We use Whisper to generate a rough initial snippet, then refine it with AssemblyAI’s API, which offers word-level timestamps for exact trimming.
This repository has been tested on Linux and macOS. Before you begin, make sure you have installed:
- Python 3.9 or higher
- ffmpeg (for video/audio processing, see this installation tutorial)
- sox (for audio splitting, see this installation tutorial)

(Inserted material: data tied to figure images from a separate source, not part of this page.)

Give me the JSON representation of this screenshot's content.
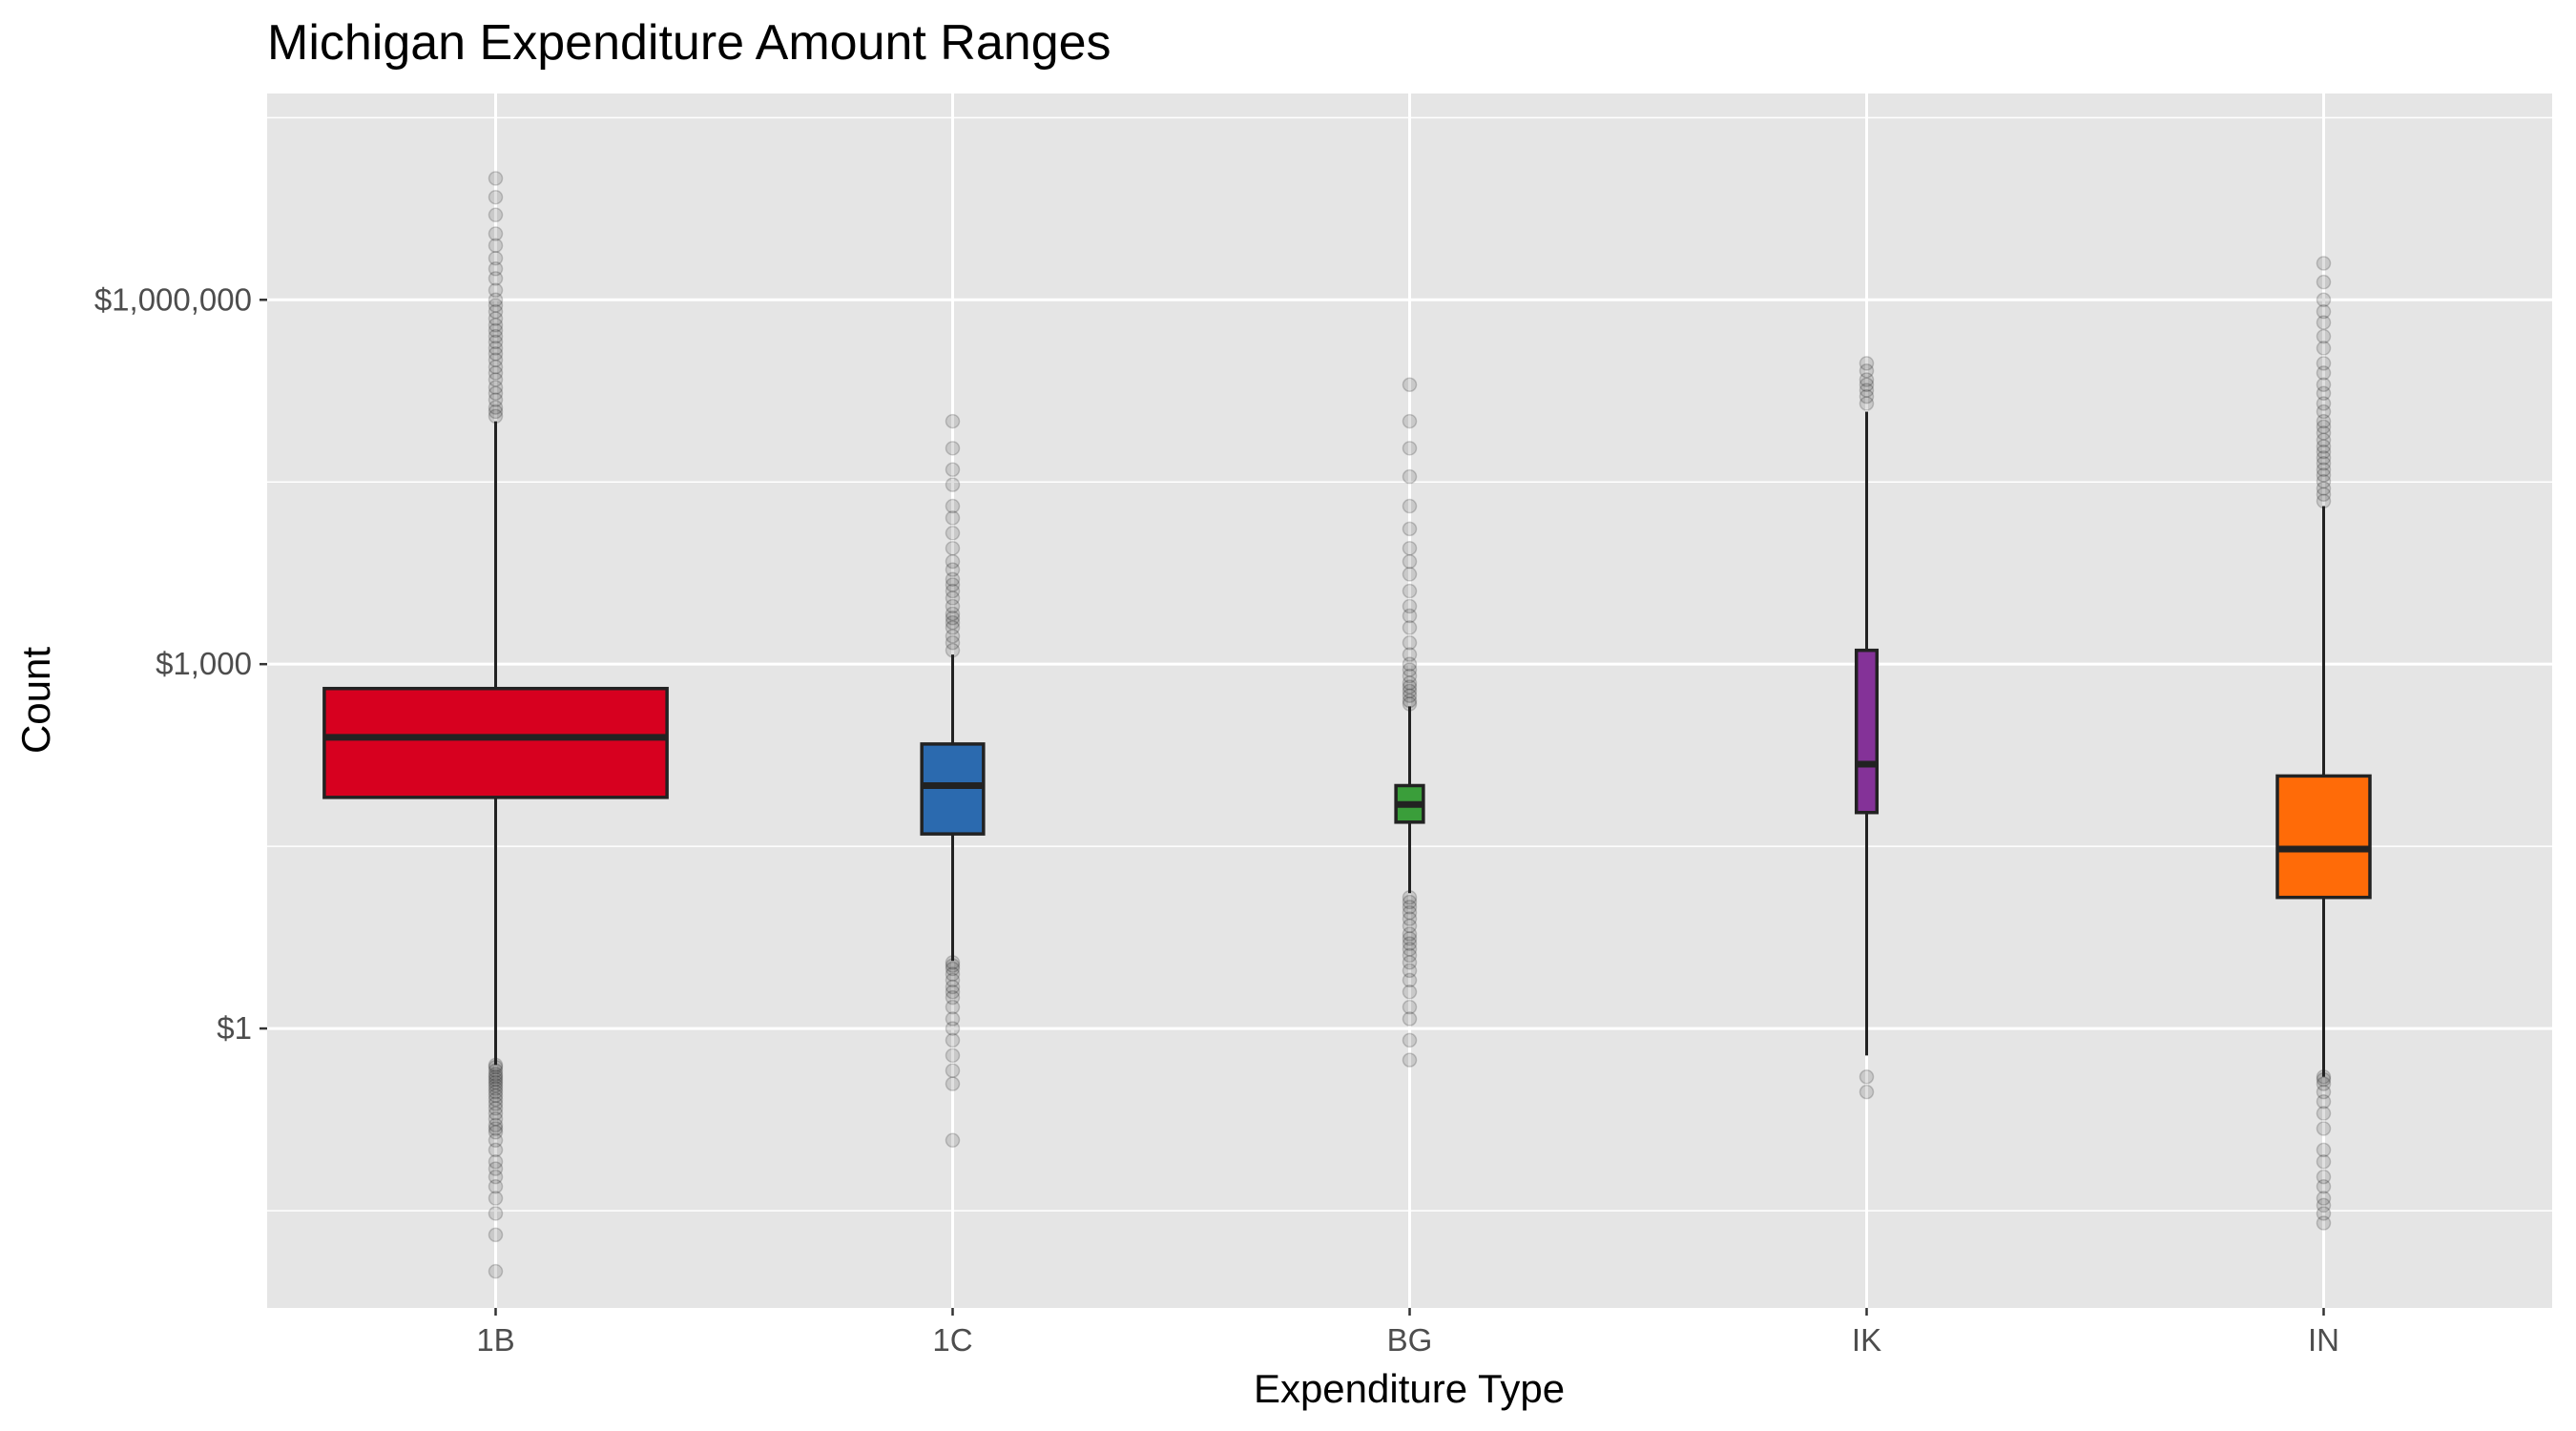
{
  "chart_data": {
    "type": "box",
    "title": "Michigan Expenditure Amount Ranges",
    "xlabel": "Expenditure Type",
    "ylabel": "Count",
    "y_scale": "log10",
    "ylim": [
      0.005,
      50000000
    ],
    "y_ticks": [
      {
        "value": 1,
        "label": "$1"
      },
      {
        "value": 1000,
        "label": "$1,000"
      },
      {
        "value": 1000000,
        "label": "$1,000,000"
      }
    ],
    "y_minor_ticks": [
      0.0316,
      31.6,
      31600,
      31600000
    ],
    "categories": [
      "1B",
      "1C",
      "BG",
      "IK",
      "IN"
    ],
    "colors": {
      "panel_background": "#e5e5e5",
      "grid": "#ffffff",
      "box_outline": "#222222",
      "outlier": "#000000"
    },
    "boxes": [
      {
        "category": "1B",
        "color": "#d7001f",
        "width_rel": 1.0,
        "q1": 80,
        "median": 250,
        "q3": 630,
        "whisker_low": 0.5,
        "whisker_high": 100000,
        "outliers": [
          0.5,
          0.48,
          0.45,
          0.42,
          0.4,
          0.38,
          0.36,
          0.34,
          0.32,
          0.3,
          0.28,
          0.26,
          0.24,
          0.22,
          0.2,
          0.18,
          0.16,
          0.15,
          0.14,
          0.12,
          0.1,
          0.08,
          0.07,
          0.06,
          0.05,
          0.04,
          0.03,
          0.02,
          0.01,
          110000,
          120000,
          130000,
          150000,
          170000,
          190000,
          220000,
          250000,
          280000,
          320000,
          360000,
          400000,
          450000,
          500000,
          560000,
          620000,
          700000,
          800000,
          900000,
          1000000,
          1200000,
          1500000,
          1800000,
          2200000,
          2800000,
          3500000,
          5000000,
          7000000,
          10000000
        ]
      },
      {
        "category": "1C",
        "color": "#2b6aaf",
        "width_rel": 0.18,
        "q1": 40,
        "median": 100,
        "q3": 220,
        "whisker_low": 3.6,
        "whisker_high": 1200,
        "outliers": [
          3.5,
          3.3,
          3.1,
          2.8,
          2.5,
          2.2,
          2,
          1.8,
          1.5,
          1.2,
          1,
          0.8,
          0.6,
          0.45,
          0.35,
          0.12,
          1300,
          1500,
          1700,
          2000,
          2200,
          2400,
          2600,
          3000,
          3500,
          4000,
          4500,
          5000,
          6000,
          7000,
          9000,
          12000,
          16000,
          20000,
          30000,
          40000,
          60000,
          100000
        ]
      },
      {
        "category": "BG",
        "color": "#3a9e3a",
        "width_rel": 0.08,
        "q1": 50,
        "median": 70,
        "q3": 100,
        "whisker_low": 13,
        "whisker_high": 450,
        "outliers": [
          12,
          11,
          10,
          9,
          8,
          7,
          6,
          5.5,
          5,
          4.5,
          4,
          3.5,
          3,
          2.5,
          2,
          1.5,
          1.2,
          0.8,
          0.55,
          470,
          500,
          550,
          600,
          650,
          700,
          800,
          900,
          1000,
          1200,
          1500,
          2000,
          2500,
          3000,
          4000,
          5500,
          7000,
          9000,
          13000,
          20000,
          35000,
          60000,
          100000,
          200000
        ]
      },
      {
        "category": "IK",
        "color": "#843298",
        "width_rel": 0.06,
        "q1": 60,
        "median": 150,
        "q3": 1300,
        "whisker_low": 0.6,
        "whisker_high": 120000,
        "outliers": [
          0.4,
          0.3,
          140000,
          160000,
          180000,
          200000,
          220000,
          260000,
          300000
        ]
      },
      {
        "category": "IN",
        "color": "#ff6b08",
        "width_rel": 0.27,
        "q1": 12,
        "median": 30,
        "q3": 120,
        "whisker_low": 0.4,
        "whisker_high": 20000,
        "outliers": [
          0.4,
          0.38,
          0.35,
          0.3,
          0.25,
          0.2,
          0.15,
          0.1,
          0.08,
          0.06,
          0.05,
          0.04,
          0.035,
          0.03,
          0.025,
          22000,
          25000,
          28000,
          32000,
          36000,
          40000,
          45000,
          50000,
          56000,
          62000,
          70000,
          80000,
          90000,
          100000,
          120000,
          140000,
          170000,
          200000,
          250000,
          300000,
          400000,
          500000,
          650000,
          800000,
          1000000,
          1400000,
          2000000
        ]
      }
    ]
  }
}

Then clone the BundestAIkes repository directly from source and install the packages specified in the requirements.txt:
git clone https://github.com/nifleisch/BundestAIkes.git
cd BundestAIkes
python -m venv venv
source venv/bin/activate
pip install -r requirements.txtSince the pipeline will make several API calls, you must provide keys for both Assembly AI and OpenAI. To do so, create an .env file based on .env.example. Now you’re all set. The only thing left is a video of a plenary session, desperately waiting to be turned into some nice shorts. Go to the official Bundestag Mediathek, click on a plenary session you like, then click the share button at the top right of the video to download it (for testing, we recommend the 1000 kbps setting; at highest resolution, these videos can exceed 15 GB). Once the download finishes, move the .mp4 file into the input folder of this repository. Then start the pipeline by running:
python prepare_shorts.py <path to .mp4 file>
python short_generationDepending on the session, the pipeline takes between 10–30 minutes. When it’s finished, you’ll find the shorts in the output folder.